The public display industry keeps many species of marine mammals captive in concrete tanks, especially whales and dolphins. The Humane Society of the United States believes that these animals are best seen in their natural coastal and ocean environments instead of being held captive simply to entertain people.
Life in the wild
The very nature of these animals makes them uniquely unsuited to confinement. In the wild, whales and dolphins live in groups, often in tight family units. Family bonds often last many years. In some species, they last for a lifetime.
Whales and dolphins travel long distances each day, sometimes swimming in a straight line for a hundred miles as they search for food and socialize, other times remaining in a certain area for hours or days, moving for miles along a coastline and then turning to retrace their path. These marine mammals can dive up to several hundred meters and stay underwater for half an hour or more. They would normally spend only 10 to 20 percent of their time at the surface.

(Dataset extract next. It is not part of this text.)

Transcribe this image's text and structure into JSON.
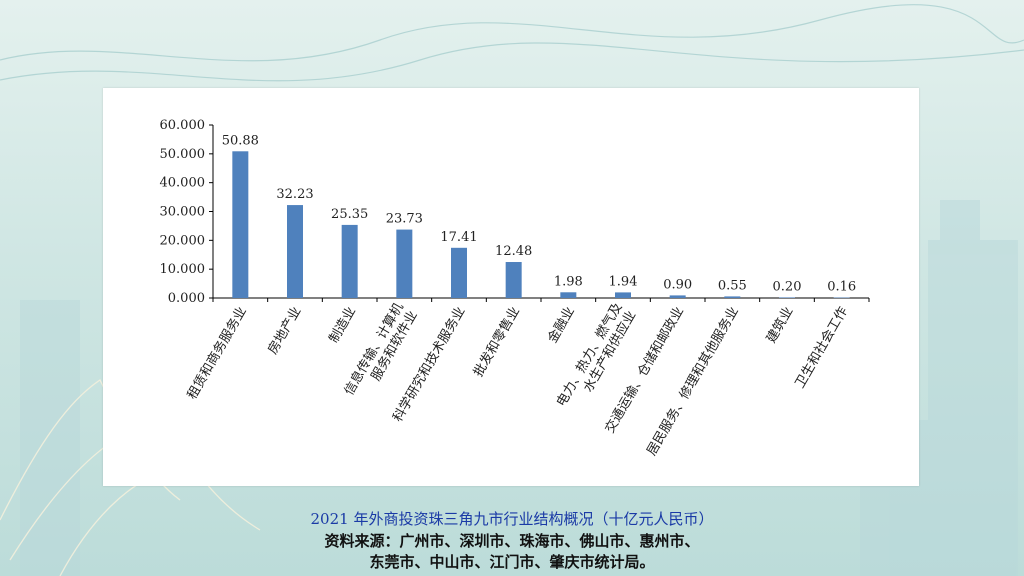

The sea is to whales and dolphins much as the air is to birds—a three-dimensional environment, where they can move up and down and side to side. But whales and dolphins don't stop to perch. They never come to shore, as seals and sea lions do. Whales and dolphins are always swimming, even when they "sleep." They are "voluntary breathers," conscious during every breath they take. They are always aware and always moving. Understanding this, it is difficult to imagine the tragedy of life in no more than a tiny swimming pool.
Life in captivity
Life for captive whales and dolphins is nothing like a life in the sea. It is almost impossible to maintain a family group in captivity as animals are traded among different facilities. Their tanks allow only a few strokes in any direction before coming to a wall. Because tanks are shallow, the natural tendencies of whales and dolphins are reversed—they must spend more than half their time at the tank's surface.

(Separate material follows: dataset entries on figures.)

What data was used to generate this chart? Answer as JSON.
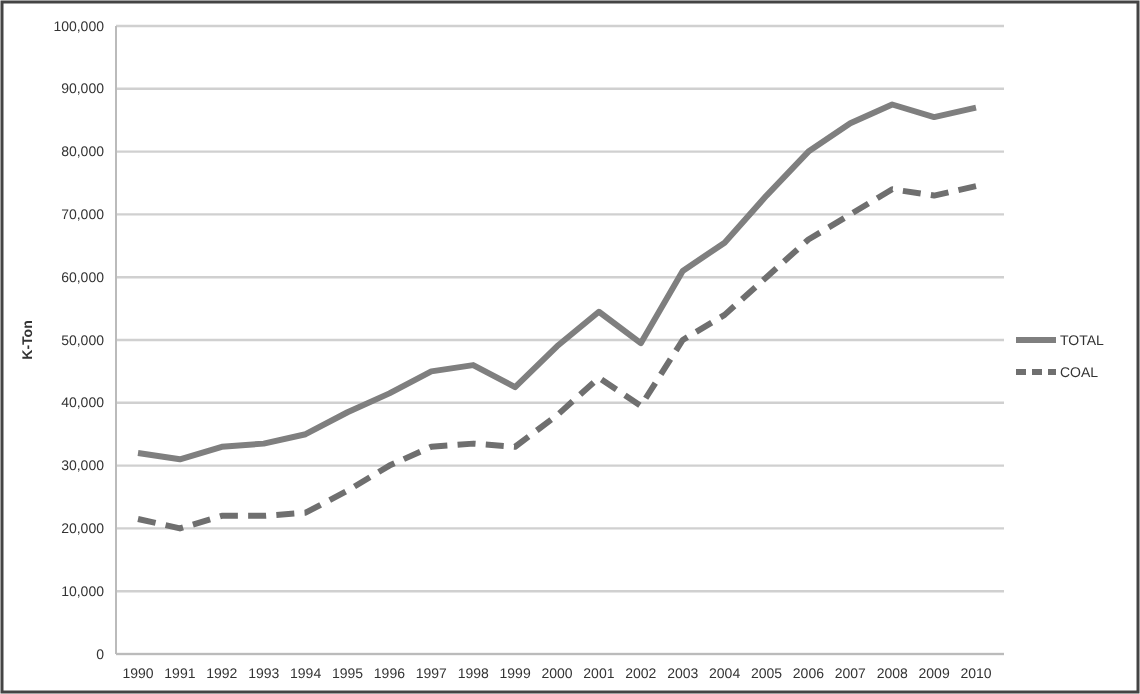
{
  "chart_data": {
    "type": "line",
    "ylabel": "K-Ton",
    "categories": [
      "1990",
      "1991",
      "1992",
      "1993",
      "1994",
      "1995",
      "1996",
      "1997",
      "1998",
      "1999",
      "2000",
      "2001",
      "2002",
      "2003",
      "2004",
      "2005",
      "2006",
      "2007",
      "2008",
      "2009",
      "2010"
    ],
    "series": [
      {
        "name": "TOTAL",
        "color": "#7f7f7f",
        "line_style": "solid",
        "values": [
          32000,
          31000,
          33000,
          33500,
          35000,
          38500,
          41500,
          45000,
          46000,
          42500,
          49000,
          54500,
          49500,
          61000,
          65500,
          73000,
          80000,
          84500,
          87500,
          85500,
          87000
        ]
      },
      {
        "name": "COAL",
        "color": "#6f6f6f",
        "line_style": "dashed",
        "values": [
          21500,
          20000,
          22000,
          22000,
          22500,
          26000,
          30000,
          33000,
          33500,
          33000,
          38000,
          44000,
          39500,
          50000,
          54000,
          60000,
          66000,
          70000,
          74000,
          73000,
          74500
        ]
      }
    ],
    "ylim": [
      0,
      100000
    ],
    "yticks": [
      0,
      {
        "value": 10000,
        "label": "10,000"
      },
      {
        "value": 20000,
        "label": "20,000"
      },
      {
        "value": 30000,
        "label": "30,000"
      },
      {
        "value": 40000,
        "label": "40,000"
      },
      {
        "value": 50000,
        "label": "50,000"
      },
      {
        "value": 60000,
        "label": "60,000"
      },
      {
        "value": 70000,
        "label": "70,000"
      },
      {
        "value": 80000,
        "label": "80,000"
      },
      {
        "value": 90000,
        "label": "90,000"
      },
      {
        "value": 100000,
        "label": "100,000"
      }
    ],
    "grid": "y",
    "legend": "right",
    "marker": "none"
  }
}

This unnatural situation can cause skin problems. In addition, in captive killer whales (orcas), it is the probable cause of dorsal fin collapse. Without the support of water, gravity pulls their tall, top fins over as the whale matures. Collapsed fins are experienced by all captive male orcas and many captive female orcas. However, they are observed in only about one percent of orcas in the wild.
In a tank, the environment is monotonous and limited in scope. Sonar clicks, the method by which individuals navigate and explore their surroundings, have limited utility in such an environment. These animals, who are perpetually aware, have nothing like the varied stimulation of plants and fish and other animals in their natural environment. In perpetual motion, they are forced into literally endless circles. Life for these animals is a mere shadow of what it was in the wild.

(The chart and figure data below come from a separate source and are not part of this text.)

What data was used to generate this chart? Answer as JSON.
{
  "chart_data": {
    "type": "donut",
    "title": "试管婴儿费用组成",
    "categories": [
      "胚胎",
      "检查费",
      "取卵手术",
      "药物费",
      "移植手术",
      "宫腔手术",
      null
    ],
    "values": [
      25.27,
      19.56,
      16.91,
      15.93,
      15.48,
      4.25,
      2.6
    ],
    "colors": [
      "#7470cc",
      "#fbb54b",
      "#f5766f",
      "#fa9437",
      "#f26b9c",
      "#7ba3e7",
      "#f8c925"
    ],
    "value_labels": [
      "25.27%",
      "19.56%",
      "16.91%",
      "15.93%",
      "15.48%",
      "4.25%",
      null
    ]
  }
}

What must life be like for these complex, gregarious, three-dimensional creatures who must live in a comparatively bland concrete enclosure? The parents or grandparents of most of the dolphins in captivity in the United States were captured from the wild. Some nations still capture and sell them.
At first look, a whale or dolphin show may seem exciting, even for the animals. But when you look past the show to the high mortality rates and stress-related causes of death in captive whales and dolphins, the effects of captivity suggest a far harsher reality. The public display of whales and dolphins in marine parks and aquariums is waning in Europe and Canada, but it is still common in the United States and is increasing in developing countries, particularly those in Asia.
Although seals and sea lions may breed readily in captivity, only a few species are held in numbers large enough to sustain a breeding population. Some species of whales and dolphins, on the other hand, do not breed well in captivity and some have never produced surviving offspring. Many of the captive dolphins and whales have shorter life expectancy than others of their species who still live in the wild.
The businesses that charge the public to see and interact with whales and dolphins in captivity contend that public display serves educational and conservation purposes. However, experience has proven that public display does not effectively educate the public who generally learn little of value about the animals that are on display in shows and swim-with facilities. Profit, not education, is the reason they are captive in zoos and aquariums. For a marine mammal, tanks are prisons. The monotonous, confined life of animals in captivity is a mere shadow of what life was like for them in the wild. The Humane Society of the United States believes that animals in bare tanks do not present a realistic image of natural behaviors or natural habitats. Marine mammals are best protected by cleaning up and protecting their habitats. Truly appreciating them means seeing them along the coast and in the rich ocean environment where they belong.